While searching the place for salvage, they’d figured out that the little rectangular box Cal was now holding had been what allowed Nushtuk’s battle suit to directly control the robots. Cal was hopeful he could find a way to attach it to Mech without the cyborg noticing. Oh, the fun he would have.
“It doesn’t say, sir,” Kevin replied. “But there is a sizeable list of potential side effects, and an airtight legal disclaimer.”

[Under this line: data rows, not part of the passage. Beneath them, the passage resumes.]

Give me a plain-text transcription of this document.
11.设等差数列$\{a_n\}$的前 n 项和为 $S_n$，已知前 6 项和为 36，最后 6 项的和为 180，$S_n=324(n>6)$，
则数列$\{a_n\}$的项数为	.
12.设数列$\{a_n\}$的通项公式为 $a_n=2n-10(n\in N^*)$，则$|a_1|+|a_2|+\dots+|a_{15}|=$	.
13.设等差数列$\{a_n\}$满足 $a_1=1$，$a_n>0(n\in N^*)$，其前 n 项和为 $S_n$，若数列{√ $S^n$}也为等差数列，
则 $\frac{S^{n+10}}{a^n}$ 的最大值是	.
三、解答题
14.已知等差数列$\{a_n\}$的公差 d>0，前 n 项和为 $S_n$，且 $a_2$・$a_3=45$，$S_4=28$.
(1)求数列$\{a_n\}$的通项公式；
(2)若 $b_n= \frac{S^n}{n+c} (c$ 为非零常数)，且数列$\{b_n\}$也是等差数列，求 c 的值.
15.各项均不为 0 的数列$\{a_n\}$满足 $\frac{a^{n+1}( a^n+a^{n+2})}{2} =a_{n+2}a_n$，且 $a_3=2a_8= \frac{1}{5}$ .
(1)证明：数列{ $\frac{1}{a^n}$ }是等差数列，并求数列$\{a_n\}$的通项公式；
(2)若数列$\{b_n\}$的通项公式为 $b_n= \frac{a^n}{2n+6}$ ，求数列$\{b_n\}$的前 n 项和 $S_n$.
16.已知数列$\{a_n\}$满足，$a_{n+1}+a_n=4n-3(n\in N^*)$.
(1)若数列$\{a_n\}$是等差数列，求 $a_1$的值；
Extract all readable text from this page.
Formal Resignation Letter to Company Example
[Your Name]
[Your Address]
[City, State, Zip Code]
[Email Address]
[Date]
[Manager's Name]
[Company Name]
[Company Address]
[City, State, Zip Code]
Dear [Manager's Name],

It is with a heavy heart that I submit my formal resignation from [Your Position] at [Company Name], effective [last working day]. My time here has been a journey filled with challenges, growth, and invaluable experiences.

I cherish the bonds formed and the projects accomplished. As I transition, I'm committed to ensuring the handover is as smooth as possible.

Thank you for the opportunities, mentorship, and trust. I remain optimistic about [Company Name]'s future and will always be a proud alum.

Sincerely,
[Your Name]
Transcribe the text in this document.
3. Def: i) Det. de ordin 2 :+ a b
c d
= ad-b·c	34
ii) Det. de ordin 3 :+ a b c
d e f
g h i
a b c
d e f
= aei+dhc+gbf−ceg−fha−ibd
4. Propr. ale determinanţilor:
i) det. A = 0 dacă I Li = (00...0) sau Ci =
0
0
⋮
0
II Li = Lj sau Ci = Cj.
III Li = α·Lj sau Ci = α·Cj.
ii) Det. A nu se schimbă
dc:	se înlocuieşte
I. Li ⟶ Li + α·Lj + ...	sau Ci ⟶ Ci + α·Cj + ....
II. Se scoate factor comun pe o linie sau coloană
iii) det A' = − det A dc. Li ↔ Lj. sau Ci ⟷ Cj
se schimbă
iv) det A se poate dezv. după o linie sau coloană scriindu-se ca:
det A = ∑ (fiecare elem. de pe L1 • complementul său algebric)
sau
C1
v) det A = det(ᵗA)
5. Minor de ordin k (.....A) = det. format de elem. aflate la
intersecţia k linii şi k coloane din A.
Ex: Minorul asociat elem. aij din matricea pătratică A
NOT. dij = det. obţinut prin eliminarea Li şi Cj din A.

“Hard pass,” said Cal. “What else?”
“There’s a sewer blockage that requires clearing on Pallton Major,” Kevin said.
“Sewer blockage? Why’s that on there?” Cal wondered, looking up from the remote control doohickey. “Shouldn’t that be something the authorities handle?”
“It’s become sentient, sir,” Kevin explained. “They’ve already lost over three crews.”
Cal glanced up. “How many over three?”
“One, sir.”
“So… they’ve lost four? Why didn’t you just say they’d lost four crews?”
“Dramatic effect, sir,” Kevin replied.
“Like, I am not going into a sewer,” said Miz, flicking her eyes up to the screen.
“Agreed. It’s a no to the shizzmonster,” said Cal. “Next.”
“How do you feel about psychic parasites?” Kevin asked.
“Negative to indifferent,” Cal replied. “But leaning heavily toward the negative. What about the game show thing? Any more of those?”
There was a pause as Kevin checked the job listings. “I’m afraid not, sir.”
Cal tutted. “Damn. Because I think I’d be great on one of those.”
“You’ve said that already,” Mech told him.
“I know, but seriously, I’d be great.”
“There is one available position that’s related to television, sir.”